Austrian Surveillance Techno – 14th May 2011

Deptford.TV was exhibited at the LiWoLi festival, under the motto Art meets Radical Openness:

Observing, comparing, reflecting, imitating, testing, combining

12th – 14th of May 2011
LiWoLi (1) is an open lab and meeting spot for artists, developers and educators using and creating FLOSS (free/libre open source software) and Open Hardware in the artistic and cultural context. LiWoLi is all about sharing skills, code and knowledge within the public domain and discussing the challenges of open practice.

This year’s event offers an exhibition, artists’ workshops and – like every year – lectures, presentations and sound-performances.

Deptford.TV’s part of the exhibition tried attempt to identify and document secret (covert) places, strategies and messages in our everyday surroundings. We will use overt, co-operative tactics and practice openness and transparency to push the covert into clearer view. The participants of the Deptford.TV workshop produced a one minute ‘Austrian Surveillance Techno’ video which was then transmitted over the local TV station DorfTV.

A series of ludic interventions in downtown Linz. The narrative is focused on generating awareness on invasive surveillance technologies. Utilising cool and awesome ring-tones sounds!

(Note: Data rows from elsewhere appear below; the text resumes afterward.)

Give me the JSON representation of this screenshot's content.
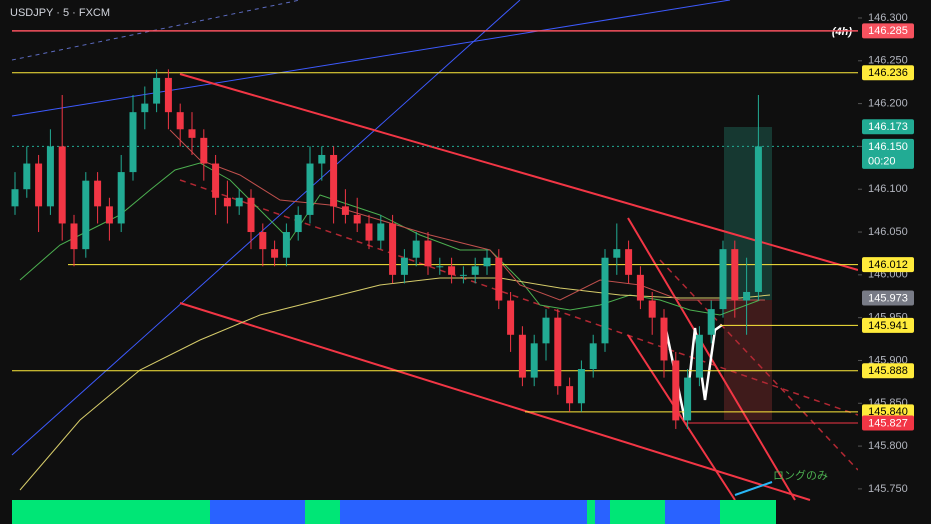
{
  "chart_data": {
    "type": "candlestick",
    "title": "USDJPY · 5 · FXCM",
    "timeframe_label": "(4h)",
    "annotation": "ロングのみ",
    "countdown": "00:20",
    "up_color": "#22ab94",
    "down_color": "#f23645",
    "ylim": [
      145.709,
      146.321
    ],
    "yticks": [
      {
        "value": 145.75,
        "label": "145.750"
      },
      {
        "value": 145.8,
        "label": "145.800"
      },
      {
        "value": 145.85,
        "label": "145.850"
      },
      {
        "value": 145.9,
        "label": "145.900"
      },
      {
        "value": 145.95,
        "label": "145.950"
      },
      {
        "value": 146.0,
        "label": "146.000"
      },
      {
        "value": 146.05,
        "label": "146.050"
      },
      {
        "value": 146.1,
        "label": "146.100"
      },
      {
        "value": 146.15,
        "label": "146.150"
      },
      {
        "value": 146.2,
        "label": "146.200"
      },
      {
        "value": 146.25,
        "label": "146.250"
      },
      {
        "value": 146.3,
        "label": "146.300"
      }
    ],
    "open": [
      146.08,
      146.1,
      146.13,
      146.08,
      146.15,
      146.06,
      146.03,
      146.11,
      146.08,
      146.06,
      146.12,
      146.19,
      146.2,
      146.23,
      146.19,
      146.17,
      146.16,
      146.13,
      146.09,
      146.08,
      146.09,
      146.05,
      146.03,
      146.02,
      146.05,
      146.07,
      146.13,
      146.14,
      146.08,
      146.07,
      146.06,
      146.04,
      146.06,
      146.0,
      146.02,
      146.04,
      146.01,
      146.01,
      146.0,
      146.0,
      146.01,
      146.02,
      145.97,
      145.93,
      145.88,
      145.92,
      145.95,
      145.87,
      145.85,
      145.89,
      145.92,
      146.02,
      146.03,
      146.0,
      145.97,
      145.95,
      145.9,
      145.83,
      145.88,
      145.93,
      145.96,
      146.03,
      145.97,
      145.98
    ],
    "high": [
      146.12,
      146.15,
      146.14,
      146.17,
      146.21,
      146.07,
      146.12,
      146.12,
      146.09,
      146.14,
      146.21,
      146.22,
      146.24,
      146.24,
      146.2,
      146.19,
      146.17,
      146.14,
      146.11,
      146.1,
      146.1,
      146.06,
      146.04,
      146.06,
      146.08,
      146.15,
      146.15,
      146.15,
      146.1,
      146.09,
      146.07,
      146.07,
      146.07,
      146.03,
      146.05,
      146.05,
      146.02,
      146.02,
      146.01,
      146.02,
      146.03,
      146.03,
      145.98,
      145.94,
      145.93,
      145.96,
      145.96,
      145.88,
      145.9,
      145.93,
      146.03,
      146.06,
      146.04,
      146.01,
      145.98,
      145.96,
      145.91,
      145.89,
      145.94,
      145.97,
      146.04,
      146.04,
      146.02,
      146.21
    ],
    "low": [
      146.07,
      146.09,
      146.05,
      146.07,
      146.04,
      146.01,
      146.02,
      146.06,
      146.04,
      146.05,
      146.11,
      146.17,
      146.19,
      146.17,
      146.15,
      146.14,
      146.11,
      146.07,
      146.06,
      146.07,
      146.03,
      146.01,
      146.01,
      146.01,
      146.04,
      146.06,
      146.11,
      146.06,
      146.06,
      146.05,
      146.03,
      146.03,
      145.99,
      145.99,
      146.01,
      146.0,
      146.0,
      145.99,
      145.99,
      145.99,
      146.0,
      145.96,
      145.91,
      145.87,
      145.87,
      145.9,
      145.86,
      145.84,
      145.84,
      145.88,
      145.91,
      146.0,
      145.99,
      145.96,
      145.93,
      145.88,
      145.82,
      145.82,
      145.87,
      145.92,
      145.95,
      145.95,
      145.93,
      145.97
    ],
    "close": [
      146.1,
      146.13,
      146.08,
      146.15,
      146.06,
      146.03,
      146.11,
      146.08,
      146.06,
      146.12,
      146.19,
      146.2,
      146.23,
      146.19,
      146.17,
      146.16,
      146.13,
      146.09,
      146.08,
      146.09,
      146.05,
      146.03,
      146.02,
      146.05,
      146.07,
      146.13,
      146.14,
      146.08,
      146.07,
      146.06,
      146.04,
      146.06,
      146.0,
      146.02,
      146.04,
      146.01,
      146.01,
      146.0,
      146.0,
      146.01,
      146.02,
      145.97,
      145.93,
      145.88,
      145.92,
      145.95,
      145.87,
      145.85,
      145.89,
      145.92,
      146.02,
      146.03,
      146.0,
      145.97,
      145.95,
      145.9,
      145.83,
      145.88,
      145.93,
      145.96,
      146.03,
      145.97,
      145.98,
      146.15
    ],
    "levels": [
      {
        "value": 146.285,
        "label": "146.285",
        "color": "#f7525f"
      },
      {
        "value": 146.236,
        "label": "146.236",
        "color": "#ffeb3b"
      },
      {
        "value": 146.173,
        "label": "146.173",
        "color": "#22ab94"
      },
      {
        "value": 146.15,
        "label": "146.150",
        "color": "#22ab94"
      },
      {
        "value": 146.012,
        "label": "146.012",
        "color": "#ffeb3b"
      },
      {
        "value": 145.973,
        "label": "145.973",
        "color": "#787b86"
      },
      {
        "value": 145.941,
        "label": "145.941",
        "color": "#ffeb3b"
      },
      {
        "value": 145.888,
        "label": "145.888",
        "color": "#ffeb3b"
      },
      {
        "value": 145.84,
        "label": "145.840",
        "color": "#ffeb3b"
      },
      {
        "value": 145.827,
        "label": "145.827",
        "color": "#f23645"
      }
    ]
  }
}
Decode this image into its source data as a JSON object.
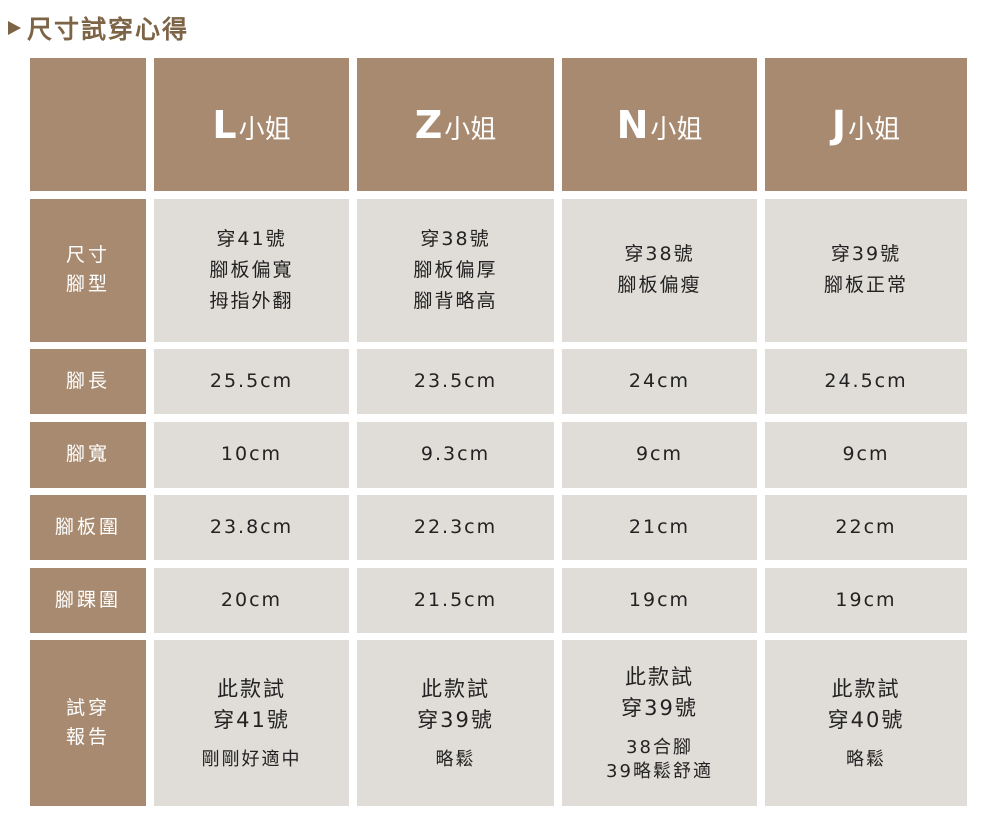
{
  "title": "尺寸試穿心得",
  "colors": {
    "brown": "#a78a70",
    "cell": "#e0ddd8",
    "title": "#7d6446"
  },
  "headers": [
    {
      "letter": "L",
      "suffix": "小姐"
    },
    {
      "letter": "Z",
      "suffix": "小姐"
    },
    {
      "letter": "N",
      "suffix": "小姐"
    },
    {
      "letter": "J",
      "suffix": "小姐"
    }
  ],
  "rows": [
    {
      "label": [
        "尺寸",
        "腳型"
      ],
      "cells": [
        [
          "穿41號",
          "腳板偏寬",
          "拇指外翻"
        ],
        [
          "穿38號",
          "腳板偏厚",
          "腳背略高"
        ],
        [
          "穿38號",
          "腳板偏瘦"
        ],
        [
          "穿39號",
          "腳板正常"
        ]
      ]
    },
    {
      "label": [
        "腳長"
      ],
      "cells": [
        [
          "25.5cm"
        ],
        [
          "23.5cm"
        ],
        [
          "24cm"
        ],
        [
          "24.5cm"
        ]
      ]
    },
    {
      "label": [
        "腳寬"
      ],
      "cells": [
        [
          "10cm"
        ],
        [
          "9.3cm"
        ],
        [
          "9cm"
        ],
        [
          "9cm"
        ]
      ]
    },
    {
      "label": [
        "腳板圍"
      ],
      "cells": [
        [
          "23.8cm"
        ],
        [
          "22.3cm"
        ],
        [
          "21cm"
        ],
        [
          "22cm"
        ]
      ]
    },
    {
      "label": [
        "腳踝圍"
      ],
      "cells": [
        [
          "20cm"
        ],
        [
          "21.5cm"
        ],
        [
          "19cm"
        ],
        [
          "19cm"
        ]
      ]
    }
  ],
  "report": {
    "label": [
      "試穿",
      "報告"
    ],
    "cells": [
      {
        "main": [
          "此款試",
          "穿41號"
        ],
        "sub": [
          "剛剛好適中"
        ]
      },
      {
        "main": [
          "此款試",
          "穿39號"
        ],
        "sub": [
          "略鬆"
        ]
      },
      {
        "main": [
          "此款試",
          "穿39號"
        ],
        "sub": [
          "38合腳",
          "39略鬆舒適"
        ]
      },
      {
        "main": [
          "此款試",
          "穿40號"
        ],
        "sub": [
          "略鬆"
        ]
      }
    ]
  }
}
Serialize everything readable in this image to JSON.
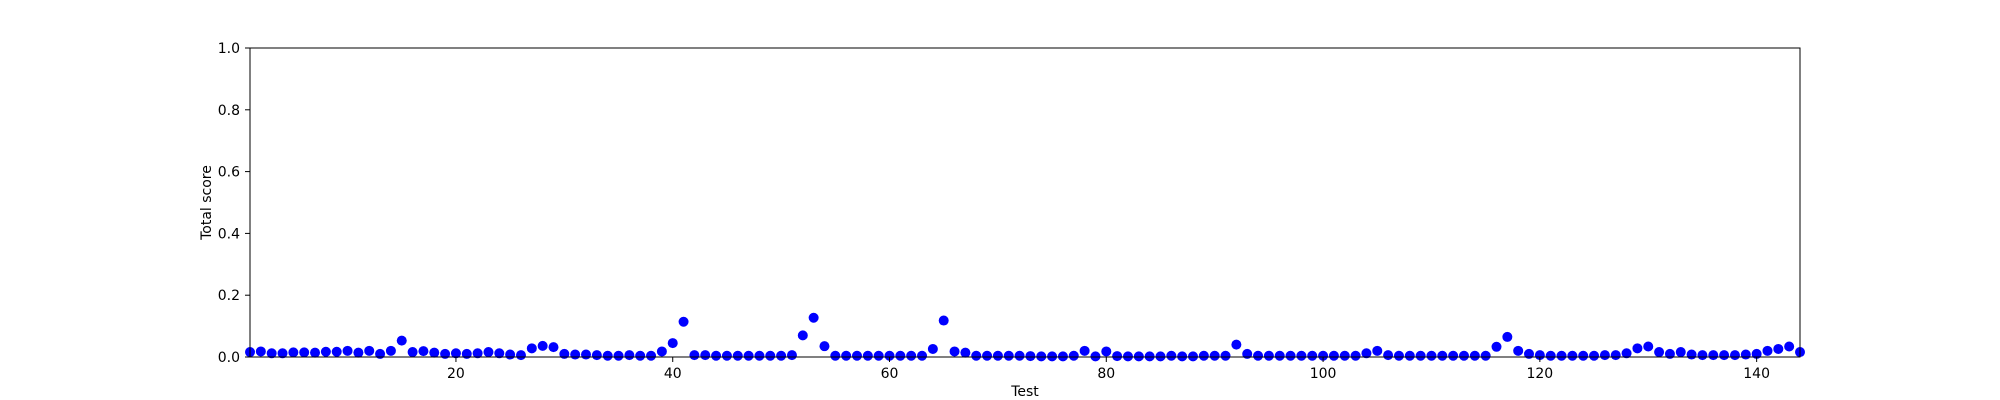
{
  "chart_data": {
    "type": "scatter",
    "title": "",
    "xlabel": "Test",
    "ylabel": "Total score",
    "xlim": [
      1,
      144
    ],
    "ylim": [
      0,
      1.0
    ],
    "xticks": [
      20,
      40,
      60,
      80,
      100,
      120,
      140
    ],
    "yticks": [
      0.0,
      0.2,
      0.4,
      0.6,
      0.8,
      1.0
    ],
    "ytick_labels": [
      "0.0",
      "0.2",
      "0.4",
      "0.6",
      "0.8",
      "1.0"
    ],
    "grid": false,
    "marker_color": "#0000ff",
    "series": [
      {
        "x": [
          1,
          2,
          3,
          4,
          5,
          6,
          7,
          8,
          9,
          10,
          11,
          12,
          13,
          14,
          15,
          16,
          17,
          18,
          19,
          20,
          21,
          22,
          23,
          24,
          25,
          26,
          27,
          28,
          29,
          30,
          31,
          32,
          33,
          34,
          35,
          36,
          37,
          38,
          39,
          40,
          41,
          42,
          43,
          44,
          45,
          46,
          47,
          48,
          49,
          50,
          51,
          52,
          53,
          54,
          55,
          56,
          57,
          58,
          59,
          60,
          61,
          62,
          63,
          64,
          65,
          66,
          67,
          68,
          69,
          70,
          71,
          72,
          73,
          74,
          75,
          76,
          77,
          78,
          79,
          80,
          81,
          82,
          83,
          84,
          85,
          86,
          87,
          88,
          89,
          90,
          91,
          92,
          93,
          94,
          95,
          96,
          97,
          98,
          99,
          100,
          101,
          102,
          103,
          104,
          105,
          106,
          107,
          108,
          109,
          110,
          111,
          112,
          113,
          114,
          115,
          116,
          117,
          118,
          119,
          120,
          121,
          122,
          123,
          124,
          125,
          126,
          127,
          128,
          129,
          130,
          131,
          132,
          133,
          134,
          135,
          136,
          137,
          138,
          139,
          140,
          141,
          142,
          143,
          144
        ],
        "y": [
          0.016,
          0.018,
          0.012,
          0.012,
          0.015,
          0.015,
          0.014,
          0.017,
          0.017,
          0.02,
          0.014,
          0.02,
          0.01,
          0.02,
          0.053,
          0.016,
          0.019,
          0.014,
          0.01,
          0.012,
          0.01,
          0.012,
          0.016,
          0.012,
          0.008,
          0.006,
          0.028,
          0.036,
          0.032,
          0.01,
          0.008,
          0.008,
          0.006,
          0.004,
          0.004,
          0.006,
          0.004,
          0.004,
          0.018,
          0.045,
          0.114,
          0.006,
          0.006,
          0.004,
          0.004,
          0.004,
          0.004,
          0.004,
          0.004,
          0.004,
          0.006,
          0.07,
          0.127,
          0.035,
          0.004,
          0.004,
          0.004,
          0.004,
          0.004,
          0.004,
          0.004,
          0.004,
          0.004,
          0.026,
          0.118,
          0.018,
          0.014,
          0.004,
          0.004,
          0.004,
          0.004,
          0.004,
          0.003,
          0.002,
          0.002,
          0.002,
          0.004,
          0.02,
          0.002,
          0.018,
          0.003,
          0.002,
          0.002,
          0.002,
          0.002,
          0.004,
          0.002,
          0.002,
          0.004,
          0.004,
          0.004,
          0.04,
          0.01,
          0.004,
          0.004,
          0.004,
          0.004,
          0.004,
          0.004,
          0.004,
          0.004,
          0.004,
          0.004,
          0.012,
          0.02,
          0.006,
          0.004,
          0.004,
          0.004,
          0.004,
          0.004,
          0.004,
          0.004,
          0.004,
          0.004,
          0.033,
          0.065,
          0.02,
          0.01,
          0.006,
          0.004,
          0.004,
          0.004,
          0.004,
          0.004,
          0.006,
          0.006,
          0.012,
          0.028,
          0.034,
          0.016,
          0.01,
          0.016,
          0.008,
          0.006,
          0.006,
          0.006,
          0.006,
          0.008,
          0.01,
          0.02,
          0.026,
          0.034,
          0.016
        ]
      }
    ]
  }
}
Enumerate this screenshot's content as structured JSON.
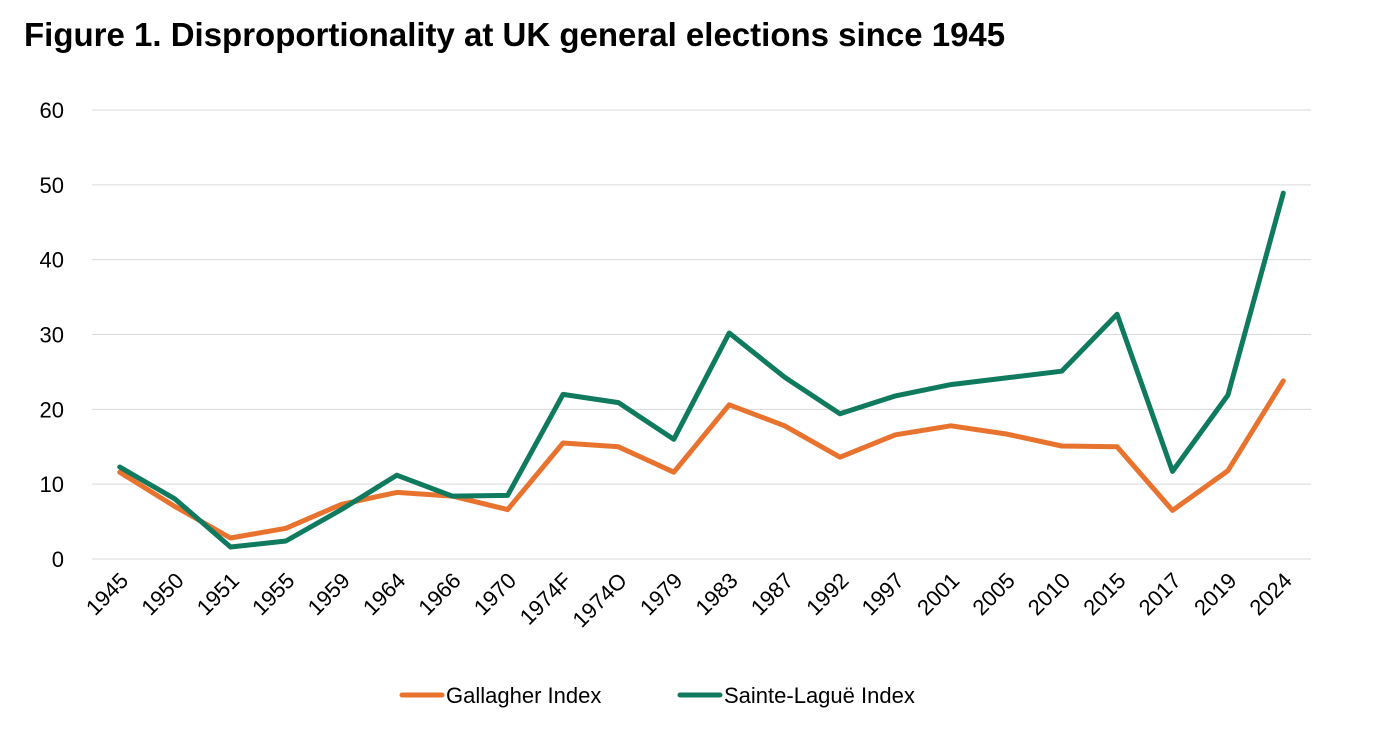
{
  "chart_data": {
    "type": "line",
    "title": "Figure 1. Disproportionality at UK general elections since 1945",
    "xlabel": "",
    "ylabel": "",
    "ylim": [
      0,
      60
    ],
    "yticks": [
      0,
      10,
      20,
      30,
      40,
      50,
      60
    ],
    "grid": true,
    "legend_position": "bottom",
    "categories": [
      "1945",
      "1950",
      "1951",
      "1955",
      "1959",
      "1964",
      "1966",
      "1970",
      "1974F",
      "1974O",
      "1979",
      "1983",
      "1987",
      "1992",
      "1997",
      "2001",
      "2005",
      "2010",
      "2015",
      "2017",
      "2019",
      "2024"
    ],
    "series": [
      {
        "name": "Gallagher Index",
        "color": "#E8732F",
        "values": [
          11.6,
          7.0,
          2.8,
          4.1,
          7.3,
          8.9,
          8.4,
          6.6,
          15.5,
          15.0,
          11.6,
          20.6,
          17.8,
          13.6,
          16.6,
          17.8,
          16.7,
          15.1,
          15.0,
          6.5,
          11.8,
          23.8
        ]
      },
      {
        "name": "Sainte-Laguë Index",
        "color": "#0F7A5E",
        "values": [
          12.3,
          8.0,
          1.6,
          2.4,
          6.6,
          11.2,
          8.4,
          8.5,
          22.0,
          20.9,
          16.0,
          30.2,
          24.3,
          19.4,
          21.8,
          23.3,
          24.2,
          25.1,
          32.7,
          11.7,
          21.9,
          48.9
        ]
      }
    ]
  }
}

“Politics, like theater, is one of those things where you’ve got to be wise enough to know when to leave.” Richard Lamm

“A real artist never sleeps in front of new technologies but deforms them and transforms them […]” Paul Virilio

The workshop  introduced participants to Surveillance and CCTV filmmaking where material and images from the Deptford.TV archive were edited to submissions from the Deptford.TV database. Footage taken from Deptford.TV was filmed during a previous TV hacking workshop where participants equipped with CCTV surveillance signal receivers were lead through the city by incoming surveillance camera signals. CCTV video signal receivers cached surveillance camera signals into public and private spaces and were made visible: surveillance became sousveillance. By making images visible which normally remain hidden, we gain access to the “surveillance from above” enabling us to use these images to create personal narratives of the city. The workshop looked at constructing a possible narrative.
Finally we did a ‘live’ hack and connected Ali’s Kebab shop ‘live’ to DorfTV under the title CC Reality TV.